A coleção Gelman, de 160 obras, foi nomeada como acervo Gelman Santander. Originalmente pertencente aos colecionadores Jacques e Natasha Gelman, reúne pinturas, esboços e fotografias que foram adquiridos pela família mexicana Zambrano em 2023.
A coleção está em exibição pública no México pela primeira vez em quase 20 anos. Porém, pelos termos do acordo com o Santander, seu retorno à Espanha está marcado para este verão, para tornar-se um dos destaques do novo centro cultural do banco, o Faro Santander.
Em janeiro, o acordo anunciado pelo Santander afirmou que a instituição seria “responsável pela conservação, pesquisa e exibição” da coleção.
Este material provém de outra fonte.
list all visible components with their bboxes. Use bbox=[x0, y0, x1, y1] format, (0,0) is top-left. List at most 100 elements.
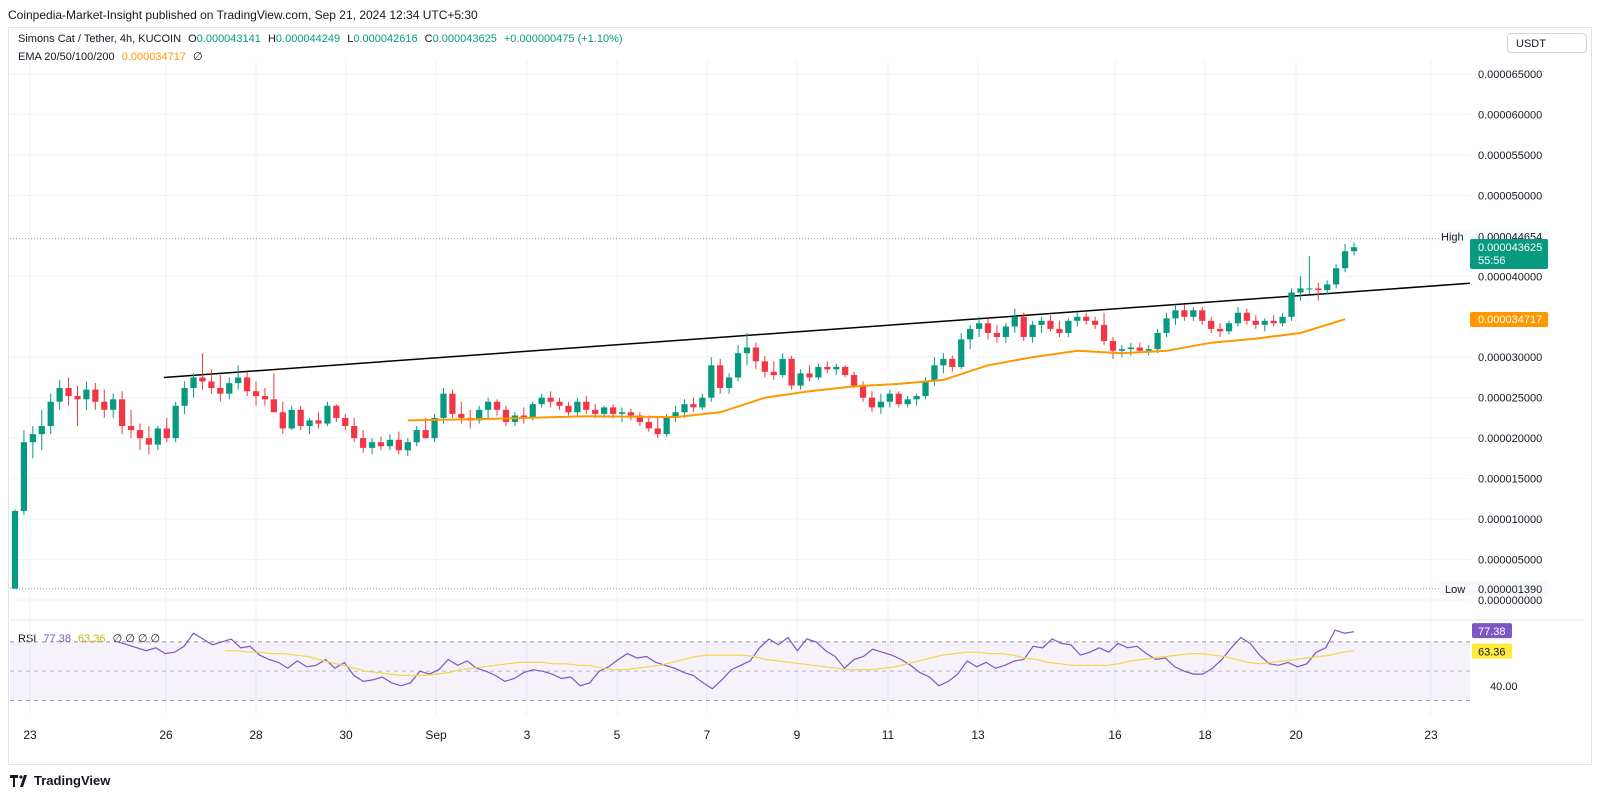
candle-body bbox=[1092, 320, 1099, 325]
rsi-tag-bg bbox=[1472, 623, 1512, 639]
candle bbox=[288, 405, 295, 431]
candle-body bbox=[788, 358, 795, 386]
x-tick-label: 16 bbox=[1108, 728, 1122, 742]
candle-body bbox=[136, 430, 144, 439]
candle-body bbox=[1172, 310, 1179, 319]
candle bbox=[708, 357, 715, 402]
candle bbox=[386, 434, 394, 451]
candle bbox=[842, 365, 849, 378]
price-chart-svg[interactable]: 0.000065000 0.000060000 0.000055000 0.00005… bbox=[0, 0, 1600, 770]
candle bbox=[1288, 288, 1295, 321]
y-tick-label: 0.000030000 bbox=[1478, 352, 1542, 364]
candle bbox=[92, 383, 99, 410]
candle-body bbox=[65, 387, 72, 397]
currency-button[interactable]: USDT bbox=[1507, 33, 1587, 53]
candle-body bbox=[743, 347, 751, 354]
candle bbox=[1297, 276, 1304, 301]
candle bbox=[315, 412, 322, 429]
candle-body bbox=[984, 323, 992, 333]
candle-body bbox=[538, 397, 545, 405]
candle-body bbox=[493, 401, 501, 410]
low-value: 0.000001390 bbox=[1478, 584, 1542, 596]
low-label: Low bbox=[1445, 584, 1465, 596]
candle-body bbox=[967, 328, 974, 340]
chart-frame bbox=[8, 27, 1592, 765]
candle bbox=[547, 391, 554, 408]
ema-label: EMA 20/50/100/200 bbox=[18, 51, 115, 63]
candle-body bbox=[243, 377, 251, 392]
candle-body bbox=[83, 389, 90, 400]
x-tick-label: 28 bbox=[249, 728, 263, 742]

No entanto, o anúncio não especificou por quanto tempo as obras permaneceriam na Espanha, o que gerou preocupação.
Logo, a preocupação transformou-se em indignação, já que o diretor do Faro Santander, Daniel Vega Pérez de Arlucea, afirmou ao El País que a legislação que rege as obras é “flexível” e que a coleção terá grande destaque no novo centro cultural.

Banco de México
As obras de Kahlo, consideradas “monumento artístico” em um decreto presidencial em 1984, determinam que só podem deixar o México por um tempo determinado e que o Instituto Nacional de Belas Artes e Literatura (Inbal) é responsável por “repatriar” obras mantidas em coleções particulares no exterior.
O historiador, um dos oito autores da carta aberta, Francisco Berzunza, afirmou que o “decreto foi especificamente concebido para impedir que coleções privadas fossem dispersas ou deixassem o país. É por isso que o estamos defendendo com tanta veemência.”
A presidente do México, Claudia Sheinbaum, afirmou desejar que a “coleção permaneça em território mexicano”.
Já a ministra da Cultura, Claudia Curiel de Icaza, disse que “a coleção é mexicana; não foi vendida – está saindo apenas temporariamente”, afirmando que as obras de arte retornarão ao México em 2028.
Em resposta, o Santander emitiu um comunicado declarando que o acordo “não implica, em hipótese alguma, a aquisição da coleção ou sua remoção permanente do México” e que as obras “retornarão ao México ao final do período de exportação temporária”.
Segundo apuração do jornal The Guardian, o contrato entre as partes, embora seja temporário, prevê que o Faro Santander ficará responsável pela gestão da coleção “a qualquer momento” entre junho de 2026 e 30 de setembro de 2030, prazo que poderá ser prorrogado de comum acordo por meio da extensão do contrato.